Ponce, a mother of two MISD students who moved to Marlin in October, organized the meeting and says she invited MISD officials.

“It was easier to reach the TEA than Marlin ISD,” said Ponce.

Along with keeping the district open, Ponce wants more movement and answers.

“I’ve spoken to different people at the TEA and they’re saying that there’s been improvement, it’s just not where it needs to be–but why, after so long, is it not?” said Ponce.

While the TEA has kept MISD open, many say this is the district’s last shot to achieve at least a “D” rating or be shutdown.

“There’s a rising tide of mediocrity, a ‘D’ should not be tolerated,” said Marcus Nelson. “People either don’t know, don’t show, or don’t care about what’s going on in Marlin, Texas.”

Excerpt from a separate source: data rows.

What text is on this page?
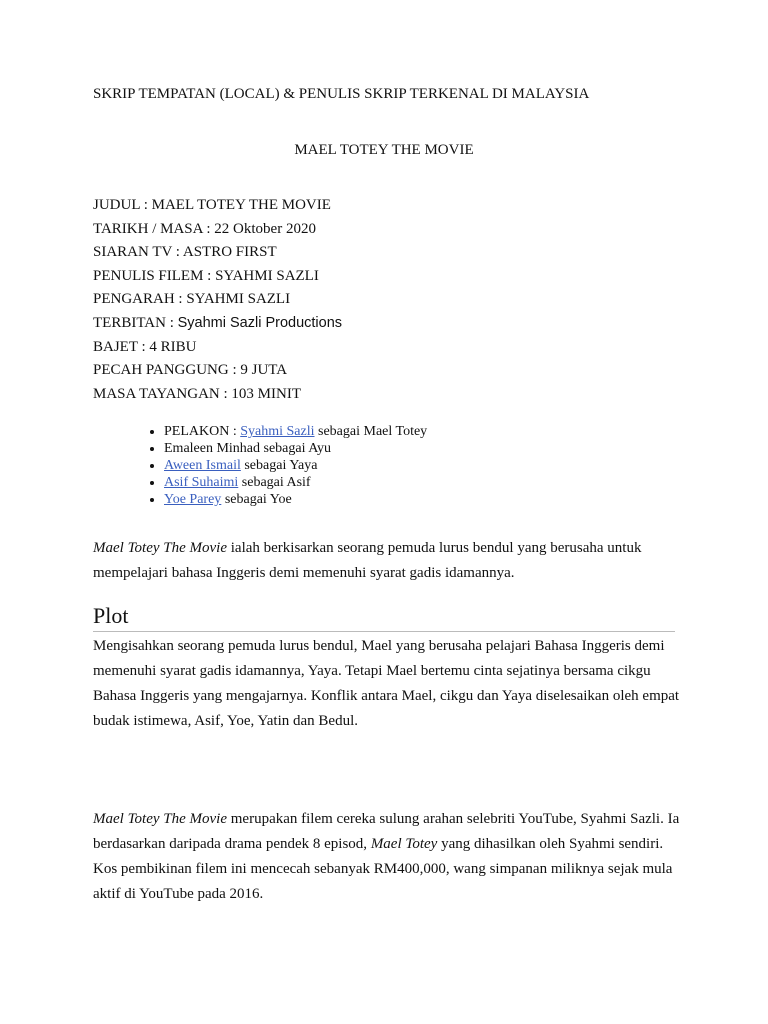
SKRIP TEMPATAN (LOCAL) & PENULIS SKRIP TERKENAL DI MALAYSIA
MAEL TOTEY THE MOVIE
JUDUL : MAEL TOTEY THE MOVIE
TARIKH / MASA : 22 Oktober 2020
SIARAN TV : ASTRO FIRST
PENULIS FILEM : SYAHMI SAZLI
PENGARAH : SYAHMI SAZLI
TERBITAN : Syahmi Sazli Productions
BAJET : 4 RIBU
PECAH PANGGUNG : 9 JUTA
MASA TAYANGAN : 103 MINIT
• PELAKON : Syahmi Sazli sebagai Mael Totey
• Emaleen Minhad sebagai Ayu
• Aween Ismail sebagai Yaya
• Asif Suhaimi sebagai Asif
• Yoe Parey sebagai Yoe
Mael Totey The Movie ialah berkisarkan seorang pemuda lurus bendul yang berusaha untuk mempelajari bahasa Inggeris demi memenuhi syarat gadis idamannya.
Plot
Mengisahkan seorang pemuda lurus bendul, Mael yang berusaha pelajari Bahasa Inggeris demi memenuhi syarat gadis idamannya, Yaya. Tetapi Mael bertemu cinta sejatinya bersama cikgu Bahasa Inggeris yang mengajarnya. Konflik antara Mael, cikgu dan Yaya diselesaikan oleh empat budak istimewa, Asif, Yoe, Yatin dan Bedul.
Mael Totey The Movie merupakan filem cereka sulung arahan selebriti YouTube, Syahmi Sazli. Ia berdasarkan daripada drama pendek 8 episod, Mael Totey yang dihasilkan oleh Syahmi sendiri. Kos pembikinan filem ini mencecah sebanyak RM400,000, wang simpanan miliknya sejak mula aktif di YouTube pada 2016.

MISD received an “F” rating for the 2018-2019 school year.

As a result, the City of Marlin made a backup plan, and last month hired an education consultant: former Waco ISD Superintendent Marcus Nelson.

“Some of us like being an underdog,” said Nelson. “It’s a time, right now, for the city to transform, Marlin should be a little Hewitt, a place that people are moving to.”

Nelson is helping Marlin apply to be a city-run charter school in case the district doesn’t make the grade for another year.

“The problem is the elementary school, they had four teachers quit in one day, they’re missing books, there’s a lack of discipline, and there’s not a sense of urgency there needs to be, there’s not enough educator involvement,” said Nelson.

Nelson, a former Texas Superintendent of the Year, feels the primary problem is district leadership.

“Why I think the meeting was very well organized and very well ran by a parent and several elected officials here in city hall, I believe we need more employees from Marlin ISD to really help us communicate the sense of urgency, the help that our employees need to help our kids,” said Nelson. “The employees have to come together and engage the entire community,.”

Marlin students take the STAAR test, which accounts for a large amount of the district’s state accountability rating, in April.

“TEA is not going to save us, and it’s going to take more than just a pep rally on STAAR day,” said Nelson. “What I really think is you’ve got to have a group of educators who believe.”